Prévenue par les voix, Melissa se coulait dans les bras qui la protégeaient. Fallait-il l’avoir connue de l’intérieur, la peur pour se laisser aller à tant de confiance ! Ou retrouvaient-ils, d’instinct, les gestes sacralisés de leur tribu adolescente ? Melissa reprenait au milieu d’eux la place qui lui revenait sans hésiter après son absence. Julien,  assis juste à côté d’elle, la couvait du regard en l’entourant de son bras droit. Elodie, en hyper vigilance, se cachait des regards tout en veillant sur sa camarade dont elle connaissait les possibles débordements. Le groupe s’approchait d’eux pourtant. Combien de temps pourraient-ils la cacher ? Et de quoi, d’ailleurs ?


-          Mais, regardez, elle est là !


-          Melissa, ma fille, on t’a cherchée partout…


Melissa se rétracta sous les bras qui la dissimulaient. Ses voisins relâchèrent leur pression à la vue des parents inquiets qui étaient devant eux. La protéger, certes, mais là elle ne semblait plus craindre grand-chose.


-          Bon, tu viens avec nous, je n’aime pas te savoir dans la nature sans protection.


-          Mais, qu’est-ce que vous racontez, elle est avec nous, on est quand même assez nombreux pour veiller sur elle.


-          Ecoutez, vous ne savez pas dans quoi vous mettez les pieds. Melissa, tu peux remercier ton oncle de nous avoir prévenus. Tu es en danger, ma fille, ils peuvent très bien te rattraper n’importe où, il faut demander la protection de la police, ce n’est pas tes camarades qui pourront faire le poids !


Tous regardaient Melissa qui ne laissait rien paraitre, aucune expression dans ses yeux voilés, comme si elle était en train de continuer son récit interrompu quelques minutes plus tôt.

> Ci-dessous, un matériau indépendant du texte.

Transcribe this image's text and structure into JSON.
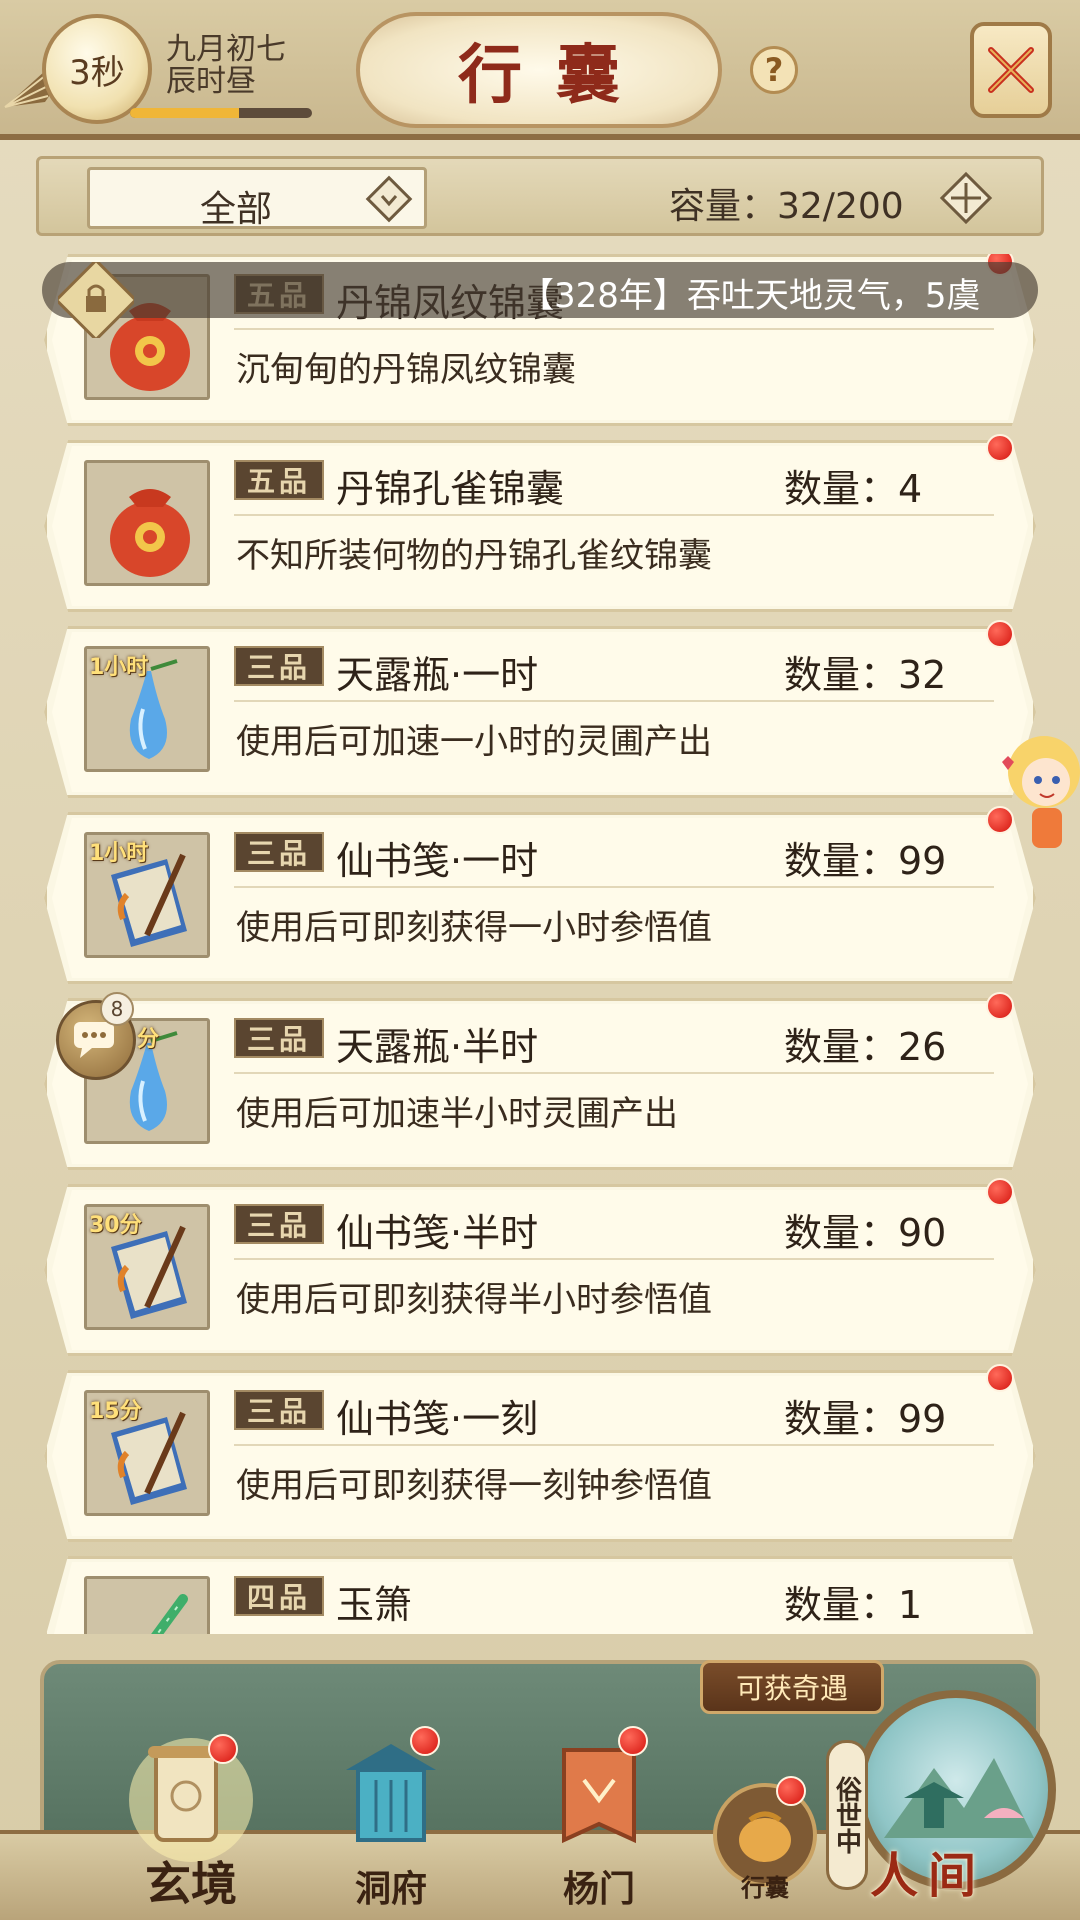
{
  "header": {
    "timer": "3秒",
    "date_line1": "九月初七",
    "date_line2": "辰时昼",
    "time_progress": 0.6,
    "title": "行囊",
    "help": "?"
  },
  "filter": {
    "selected": "全部",
    "capacity": "容量：32/200"
  },
  "notice": {
    "text": "【328年】吞吐天地灵气，5虞"
  },
  "items": [
    {
      "grade": "五品",
      "name": "丹锦凤纹锦囊",
      "qty_label": "",
      "desc": "沉甸甸的丹锦凤纹锦囊",
      "time_tag": "",
      "icon": "brocade-pouch-icon"
    },
    {
      "grade": "五品",
      "name": "丹锦孔雀锦囊",
      "qty_label": "数量：4",
      "desc": "不知所装何物的丹锦孔雀纹锦囊",
      "time_tag": "",
      "icon": "brocade-pouch-icon"
    },
    {
      "grade": "三品",
      "name": "天露瓶·一时",
      "qty_label": "数量：32",
      "desc": "使用后可加速一小时的灵圃产出",
      "time_tag": "1小时",
      "icon": "dew-vase-icon"
    },
    {
      "grade": "三品",
      "name": "仙书笺·一时",
      "qty_label": "数量：99",
      "desc": "使用后可即刻获得一小时参悟值",
      "time_tag": "1小时",
      "icon": "scroll-book-icon"
    },
    {
      "grade": "三品",
      "name": "天露瓶·半时",
      "qty_label": "数量：26",
      "desc": "使用后可加速半小时灵圃产出",
      "time_tag": "分",
      "icon": "dew-vase-icon"
    },
    {
      "grade": "三品",
      "name": "仙书笺·半时",
      "qty_label": "数量：90",
      "desc": "使用后可即刻获得半小时参悟值",
      "time_tag": "30分",
      "icon": "scroll-book-icon"
    },
    {
      "grade": "三品",
      "name": "仙书笺·一刻",
      "qty_label": "数量：99",
      "desc": "使用后可即刻获得一刻钟参悟值",
      "time_tag": "15分",
      "icon": "scroll-book-icon"
    },
    {
      "grade": "四品",
      "name": "玉箫",
      "qty_label": "数量：1",
      "desc": "",
      "time_tag": "",
      "icon": "jade-flute-icon"
    }
  ],
  "chat": {
    "count": "8"
  },
  "bottom_nav": {
    "encounter": "可获奇遇",
    "items": [
      {
        "label": "玄境",
        "icon": "scroll-icon"
      },
      {
        "label": "洞府",
        "icon": "lantern-pavilion-icon"
      },
      {
        "label": "杨门",
        "icon": "banner-icon"
      },
      {
        "label": "行囊",
        "icon": "bag-icon"
      }
    ],
    "world_status": "俗世中",
    "world_label": "人间"
  },
  "colors": {
    "title_red": "#8e2a1a",
    "badge_dark": "#5a4530",
    "notification_red": "#d4140e",
    "panel_green": "#5e7a68"
  }
}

-          Ils ont raison. Vous n’y pourrez rien. C’est allé trop loin. C’est pas un jeu.


-          Mais enfin, tu avais commencé à raconter. Il faut qu’on en sache plus pour pouvoir t’aider.


-          Vous ne pouvez pas m’aider. Personne. Vous ne pourriez pas comprendre.


-          Mais, tes parents… ton bébé…


-          Notre bébé ?


Tous les regards se tournèrent vers  Julien dont la voix venait de se briser. Melissa détourna la tête. Elle fixait sa tante, d’un regard sombre. Un nouveau claquement de porte se fit entendre. Décidément, il devait y avoir un courant d’air quelque part. La petite vieille, un trousseau de clés dans la main droite, s’avançait doucement vers eux. « Excusez-moi, Messieurs Dames, la permanence va se terminer. Il est midi. Il faut que je ferme. Est-ce que vous en avez pour longtemps ? » Les deux groupes se regardèrent, rappelés à la réalité du lieu où ils se trouvaient.


-          Ne vous inquiétez pas, Madame, nous partons, nous étions venus les chercher, ils viennent avec nous.


-          Comment ça, avec vous ?


-          Oui, vous venez tous déjeuner à la maison. Si vous avez des questions, autant que vous les posiez tout de suite. Même si nous ne savons pas tout, il semble que nous en sachions un peu plus que vous. En unissant nos efforts, nous arriverons peut-être à quelque chose.


-          Mais pourquoi nous avoir fait venir dans cette église ?


-          Où vouliez-vous qu’elle vous réunisse ? Vous connaissez plus discret que cette église que personne ne connait ? Mais, c’est là justement où elle s’est trompée. A se croire en sécurité, elle était en vrai danger ici. Et vous aussi. Déguerpissons. Et au plus vite.